# Timmy build



## Caedarn (Mar 1, 2020)

I've played guitar on and off (mostly off) since the late 70s, and had almost no experience with pedals until I started building pedals about a year ago.  When I got the itch to build, I did a bunch of internet searching and came across a thread (on the GearPage site I think) which was a poll of people's favorite Overdrive pedal.  The one that got by far the most mentions was the Timmy.  Intrigued, I found the Tommy project on PedalPCB.  I started building this last Spring, but had a stupid solder joint problem and just got it working this weekend.

This build is nothing special, but I'm posting it because I think this is a really great Overdrive and now understand all the positive comments on the Gearpage site. I've built over a dozen classic dirt pedals over the past year and this is one of my favorites.  It even sounds good on my tiny Mini-Laney practice amp.

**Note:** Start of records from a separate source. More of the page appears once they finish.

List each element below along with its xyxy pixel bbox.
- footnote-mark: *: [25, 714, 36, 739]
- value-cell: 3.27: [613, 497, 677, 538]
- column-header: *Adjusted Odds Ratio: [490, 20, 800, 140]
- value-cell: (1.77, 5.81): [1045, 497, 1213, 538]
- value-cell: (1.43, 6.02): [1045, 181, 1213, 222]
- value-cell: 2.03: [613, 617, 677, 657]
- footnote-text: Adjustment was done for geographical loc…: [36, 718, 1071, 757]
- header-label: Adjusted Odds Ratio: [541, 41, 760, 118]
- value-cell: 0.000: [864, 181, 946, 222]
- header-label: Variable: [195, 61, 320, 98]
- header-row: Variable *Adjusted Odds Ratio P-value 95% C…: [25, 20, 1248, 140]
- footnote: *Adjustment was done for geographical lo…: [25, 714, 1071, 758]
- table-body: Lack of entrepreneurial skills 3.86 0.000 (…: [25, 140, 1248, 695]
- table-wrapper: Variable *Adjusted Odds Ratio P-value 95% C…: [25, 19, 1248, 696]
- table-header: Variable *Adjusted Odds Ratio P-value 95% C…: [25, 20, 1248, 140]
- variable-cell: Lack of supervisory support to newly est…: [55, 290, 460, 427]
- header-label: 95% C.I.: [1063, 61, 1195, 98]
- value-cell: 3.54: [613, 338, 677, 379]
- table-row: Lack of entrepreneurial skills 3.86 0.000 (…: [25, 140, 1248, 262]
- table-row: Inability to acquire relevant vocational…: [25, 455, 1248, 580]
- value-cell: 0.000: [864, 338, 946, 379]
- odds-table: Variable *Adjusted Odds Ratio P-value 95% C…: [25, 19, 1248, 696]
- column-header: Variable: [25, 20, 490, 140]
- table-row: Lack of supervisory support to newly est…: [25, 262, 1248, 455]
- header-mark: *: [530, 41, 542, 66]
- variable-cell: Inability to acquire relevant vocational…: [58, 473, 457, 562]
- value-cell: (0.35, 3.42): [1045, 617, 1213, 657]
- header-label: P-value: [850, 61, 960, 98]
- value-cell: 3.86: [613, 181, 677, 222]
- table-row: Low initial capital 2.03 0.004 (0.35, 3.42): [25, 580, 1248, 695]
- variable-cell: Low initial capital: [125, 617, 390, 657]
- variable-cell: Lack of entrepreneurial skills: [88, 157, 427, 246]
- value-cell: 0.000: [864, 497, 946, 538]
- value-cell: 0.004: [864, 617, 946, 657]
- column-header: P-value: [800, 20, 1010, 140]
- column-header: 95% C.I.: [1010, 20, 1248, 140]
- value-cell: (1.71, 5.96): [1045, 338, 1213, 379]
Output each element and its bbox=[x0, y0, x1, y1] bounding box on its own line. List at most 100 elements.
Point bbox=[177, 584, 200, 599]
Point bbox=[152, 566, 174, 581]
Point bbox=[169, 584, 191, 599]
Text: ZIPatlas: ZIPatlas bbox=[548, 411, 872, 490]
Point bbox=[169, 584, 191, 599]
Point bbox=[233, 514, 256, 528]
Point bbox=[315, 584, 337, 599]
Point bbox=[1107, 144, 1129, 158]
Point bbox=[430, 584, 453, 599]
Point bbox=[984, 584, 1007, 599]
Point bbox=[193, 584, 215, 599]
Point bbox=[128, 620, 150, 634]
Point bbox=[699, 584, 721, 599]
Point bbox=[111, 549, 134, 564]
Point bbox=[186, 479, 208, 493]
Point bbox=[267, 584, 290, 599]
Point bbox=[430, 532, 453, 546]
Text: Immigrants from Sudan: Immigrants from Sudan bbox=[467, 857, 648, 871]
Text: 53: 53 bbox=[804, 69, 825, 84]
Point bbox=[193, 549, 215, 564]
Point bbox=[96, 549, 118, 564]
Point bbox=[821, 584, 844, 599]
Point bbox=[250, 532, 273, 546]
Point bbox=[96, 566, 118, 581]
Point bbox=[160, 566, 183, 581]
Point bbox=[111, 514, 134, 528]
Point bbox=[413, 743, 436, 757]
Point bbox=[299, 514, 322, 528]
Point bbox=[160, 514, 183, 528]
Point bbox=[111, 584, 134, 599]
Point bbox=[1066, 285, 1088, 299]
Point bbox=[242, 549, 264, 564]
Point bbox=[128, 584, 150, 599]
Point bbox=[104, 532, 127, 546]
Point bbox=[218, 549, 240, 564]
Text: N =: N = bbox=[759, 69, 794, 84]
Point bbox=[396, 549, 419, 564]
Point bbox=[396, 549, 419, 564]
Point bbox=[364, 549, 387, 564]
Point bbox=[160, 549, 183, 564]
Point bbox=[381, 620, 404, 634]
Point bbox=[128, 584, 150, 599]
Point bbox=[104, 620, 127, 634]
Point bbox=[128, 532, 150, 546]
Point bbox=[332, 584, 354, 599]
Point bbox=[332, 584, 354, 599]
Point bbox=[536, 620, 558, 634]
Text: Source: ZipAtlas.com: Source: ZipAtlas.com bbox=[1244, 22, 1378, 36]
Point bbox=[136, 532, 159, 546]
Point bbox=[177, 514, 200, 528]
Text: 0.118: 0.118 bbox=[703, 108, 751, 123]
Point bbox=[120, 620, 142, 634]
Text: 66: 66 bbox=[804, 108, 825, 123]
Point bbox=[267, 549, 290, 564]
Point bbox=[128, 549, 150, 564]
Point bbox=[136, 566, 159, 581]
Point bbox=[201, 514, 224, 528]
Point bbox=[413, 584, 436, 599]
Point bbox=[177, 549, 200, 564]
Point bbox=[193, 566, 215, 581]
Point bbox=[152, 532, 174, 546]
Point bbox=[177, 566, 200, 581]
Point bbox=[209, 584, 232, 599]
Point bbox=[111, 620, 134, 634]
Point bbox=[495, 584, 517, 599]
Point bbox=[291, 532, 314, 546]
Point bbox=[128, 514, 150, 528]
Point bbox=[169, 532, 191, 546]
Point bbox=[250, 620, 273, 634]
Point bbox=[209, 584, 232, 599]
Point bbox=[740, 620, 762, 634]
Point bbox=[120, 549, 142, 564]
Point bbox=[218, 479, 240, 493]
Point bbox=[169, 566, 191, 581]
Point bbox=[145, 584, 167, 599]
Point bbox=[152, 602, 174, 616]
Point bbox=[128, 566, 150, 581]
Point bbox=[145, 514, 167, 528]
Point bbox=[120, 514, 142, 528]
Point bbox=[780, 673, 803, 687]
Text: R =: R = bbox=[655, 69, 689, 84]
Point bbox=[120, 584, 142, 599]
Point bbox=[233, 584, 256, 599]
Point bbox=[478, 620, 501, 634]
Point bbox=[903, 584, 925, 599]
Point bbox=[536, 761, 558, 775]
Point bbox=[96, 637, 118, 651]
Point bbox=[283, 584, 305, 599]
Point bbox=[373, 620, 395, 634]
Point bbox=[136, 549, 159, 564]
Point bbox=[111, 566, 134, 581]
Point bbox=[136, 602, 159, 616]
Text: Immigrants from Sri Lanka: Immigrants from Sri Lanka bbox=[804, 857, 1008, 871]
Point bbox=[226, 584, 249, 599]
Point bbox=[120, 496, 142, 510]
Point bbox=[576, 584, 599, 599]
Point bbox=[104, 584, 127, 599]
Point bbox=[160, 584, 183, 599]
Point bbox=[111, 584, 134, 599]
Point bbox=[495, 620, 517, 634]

The picture's not the best - the enclosure color is actually the sea-foam green that you see on some Timmy's.  (I got the enclosure from PPP last year).


----------



## Mourguitars (Mar 4, 2020)

Congrats JR looks great !

Mike


----------



## Chuck D. Bones (Mar 4, 2020)

Nice build.  Looks like you did everything right.  I agree, the Timmy is one of the best overdrives.  It's simple and has just enough features.  Putting the BASS control up front, ahead of the distortion, makes this pedal compatible with any pickup set.


----------



## Caedarn (Mar 4, 2020)

Thanks guys, you’re too kind. It’s a tough build to mess up.  I’d highly recommend this OD to anyone.  You can get a nice variety of tones from it.


----------



## Barry (Mar 4, 2020)

Looks great!


----------